Strangely, the judge cited a landmark US Supreme Court decision as a high-water mark for determining how free free speech should be. "Words which incite men to crime are themselves criminal and must be dealt with as such," decreed the Australian Court in its 6 June decision. "See also Brandenburg v. Ohio 395 US 444 (1969) at 447."

Enter Irene Graham, an Internet-savvy Australian who followed the case from the start. Concerned that the censorship standards that apply to offline Australia were on track to be extended into the online world, Graham posted missives about the state of Australian free speech to Declan McCullagh's Fight Censorship list. Then, when the Federal Court handed down its decision on the Rabelais case, Graham turned to Fight Censorship for help.

"I was astounded to read in the court decision that the [Australian] Federal Court [j]udge referred to the lack of protection, *specifically under the US First Amendment*, [for] the speech contained in the shoplifting article," she wrote in one post.

"The student's lawyers are considering an appeal to the full Federal Court," she wrote in the next. "They seek any information on ... case law - anywhere in the world - which could be put forward as a precedent."

Fight Censorship went nuts. Tips poured in.

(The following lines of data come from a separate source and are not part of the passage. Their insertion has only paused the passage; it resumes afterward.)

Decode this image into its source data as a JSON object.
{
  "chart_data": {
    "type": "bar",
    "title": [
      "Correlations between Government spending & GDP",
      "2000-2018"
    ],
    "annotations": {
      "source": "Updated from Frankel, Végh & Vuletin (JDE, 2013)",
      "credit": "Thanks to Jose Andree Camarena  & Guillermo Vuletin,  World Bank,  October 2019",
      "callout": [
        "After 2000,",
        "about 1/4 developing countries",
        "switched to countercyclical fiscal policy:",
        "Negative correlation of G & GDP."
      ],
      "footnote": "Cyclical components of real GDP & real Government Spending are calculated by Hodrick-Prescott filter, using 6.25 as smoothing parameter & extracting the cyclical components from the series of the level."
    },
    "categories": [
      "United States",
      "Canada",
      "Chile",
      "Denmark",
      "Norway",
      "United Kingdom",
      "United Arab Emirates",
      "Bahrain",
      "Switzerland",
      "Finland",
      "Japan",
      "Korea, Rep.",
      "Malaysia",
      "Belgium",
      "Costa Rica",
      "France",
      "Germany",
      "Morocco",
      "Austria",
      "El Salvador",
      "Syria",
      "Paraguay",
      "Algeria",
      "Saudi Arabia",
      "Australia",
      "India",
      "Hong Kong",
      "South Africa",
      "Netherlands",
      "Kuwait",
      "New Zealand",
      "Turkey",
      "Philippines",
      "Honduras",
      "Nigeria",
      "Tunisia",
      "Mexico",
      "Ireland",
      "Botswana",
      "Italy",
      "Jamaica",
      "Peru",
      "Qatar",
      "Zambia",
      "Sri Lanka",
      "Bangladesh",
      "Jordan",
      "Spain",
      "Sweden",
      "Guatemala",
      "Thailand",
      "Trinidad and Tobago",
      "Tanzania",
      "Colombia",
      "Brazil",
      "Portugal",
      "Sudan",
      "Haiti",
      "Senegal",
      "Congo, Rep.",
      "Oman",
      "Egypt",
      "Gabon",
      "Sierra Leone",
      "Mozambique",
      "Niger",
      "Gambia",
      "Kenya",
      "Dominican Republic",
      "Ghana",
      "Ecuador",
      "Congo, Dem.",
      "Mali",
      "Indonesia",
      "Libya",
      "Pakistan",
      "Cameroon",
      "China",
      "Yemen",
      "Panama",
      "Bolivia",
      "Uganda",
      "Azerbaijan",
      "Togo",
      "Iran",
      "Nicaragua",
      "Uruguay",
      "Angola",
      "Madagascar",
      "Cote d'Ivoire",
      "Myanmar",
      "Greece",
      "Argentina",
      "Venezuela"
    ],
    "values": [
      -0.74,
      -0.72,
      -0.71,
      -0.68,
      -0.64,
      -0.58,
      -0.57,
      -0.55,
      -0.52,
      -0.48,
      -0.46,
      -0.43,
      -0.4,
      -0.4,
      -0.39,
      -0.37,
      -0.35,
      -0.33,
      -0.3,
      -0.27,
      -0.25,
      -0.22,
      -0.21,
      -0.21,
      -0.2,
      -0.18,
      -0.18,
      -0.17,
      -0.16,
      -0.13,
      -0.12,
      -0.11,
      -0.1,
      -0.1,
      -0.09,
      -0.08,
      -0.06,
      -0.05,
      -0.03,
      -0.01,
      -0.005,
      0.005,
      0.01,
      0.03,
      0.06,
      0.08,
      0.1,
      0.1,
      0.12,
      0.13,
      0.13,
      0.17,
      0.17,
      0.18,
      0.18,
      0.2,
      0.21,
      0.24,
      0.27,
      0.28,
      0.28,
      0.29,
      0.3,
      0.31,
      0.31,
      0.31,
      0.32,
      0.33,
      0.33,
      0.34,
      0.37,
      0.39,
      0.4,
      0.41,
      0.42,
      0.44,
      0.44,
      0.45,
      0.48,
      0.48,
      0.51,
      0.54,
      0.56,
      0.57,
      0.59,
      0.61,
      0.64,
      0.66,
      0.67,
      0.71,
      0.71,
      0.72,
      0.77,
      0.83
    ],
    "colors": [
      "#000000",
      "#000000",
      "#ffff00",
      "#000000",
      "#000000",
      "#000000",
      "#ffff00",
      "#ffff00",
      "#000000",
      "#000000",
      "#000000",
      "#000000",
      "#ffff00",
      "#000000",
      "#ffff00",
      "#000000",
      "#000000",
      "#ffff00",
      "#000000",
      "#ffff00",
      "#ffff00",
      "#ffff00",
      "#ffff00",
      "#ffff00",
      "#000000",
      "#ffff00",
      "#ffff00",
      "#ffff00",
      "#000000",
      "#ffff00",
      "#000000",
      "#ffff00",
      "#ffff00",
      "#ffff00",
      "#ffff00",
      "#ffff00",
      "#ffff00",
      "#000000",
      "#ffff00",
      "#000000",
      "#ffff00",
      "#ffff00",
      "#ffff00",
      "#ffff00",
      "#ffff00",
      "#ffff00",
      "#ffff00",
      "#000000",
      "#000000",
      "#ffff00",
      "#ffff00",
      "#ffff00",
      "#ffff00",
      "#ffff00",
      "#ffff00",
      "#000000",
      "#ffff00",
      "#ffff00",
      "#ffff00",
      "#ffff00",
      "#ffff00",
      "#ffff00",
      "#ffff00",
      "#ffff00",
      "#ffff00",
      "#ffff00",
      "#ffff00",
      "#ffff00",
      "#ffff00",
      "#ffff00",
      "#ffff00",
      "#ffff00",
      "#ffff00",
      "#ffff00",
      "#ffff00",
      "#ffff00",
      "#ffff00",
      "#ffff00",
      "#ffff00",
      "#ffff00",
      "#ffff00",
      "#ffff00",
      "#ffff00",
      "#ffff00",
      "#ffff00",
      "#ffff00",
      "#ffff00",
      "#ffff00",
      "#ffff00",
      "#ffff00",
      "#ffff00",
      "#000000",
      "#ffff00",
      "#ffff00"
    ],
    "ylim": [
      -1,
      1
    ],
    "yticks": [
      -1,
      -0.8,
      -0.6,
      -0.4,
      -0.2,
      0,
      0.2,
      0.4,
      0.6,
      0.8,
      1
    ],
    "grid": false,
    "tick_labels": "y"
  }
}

Brandenburg, Graham was informed, implies exactly the opposite of the Australian Court's interpretation. Under the decision, even speech advocating crime merits the highest degree of constitutional protection, "except where such advocacy is directed to inciting or producing imminent lawless action and is likely to incite or produce such action."

Armed with that information, the Rabelais editors appealed and expect to go before the full federal court this fall.

"I think it's not until one has a 'dire' need for rapid information from the other side of the world, [sic] that one truly appreciates one of the generally unsung values of a list like f-c," Graham wrote. "I believe it's fair to say that it is unlikely that they would have [gone back to court] were it not for the information provided."

As for how the case will play in terms of free speech Down Under, Graham says the outcome may have significant ramifications. A favorable decision could help advance "an (almost nonexistent) right to free speech in Australia, both on- and offline."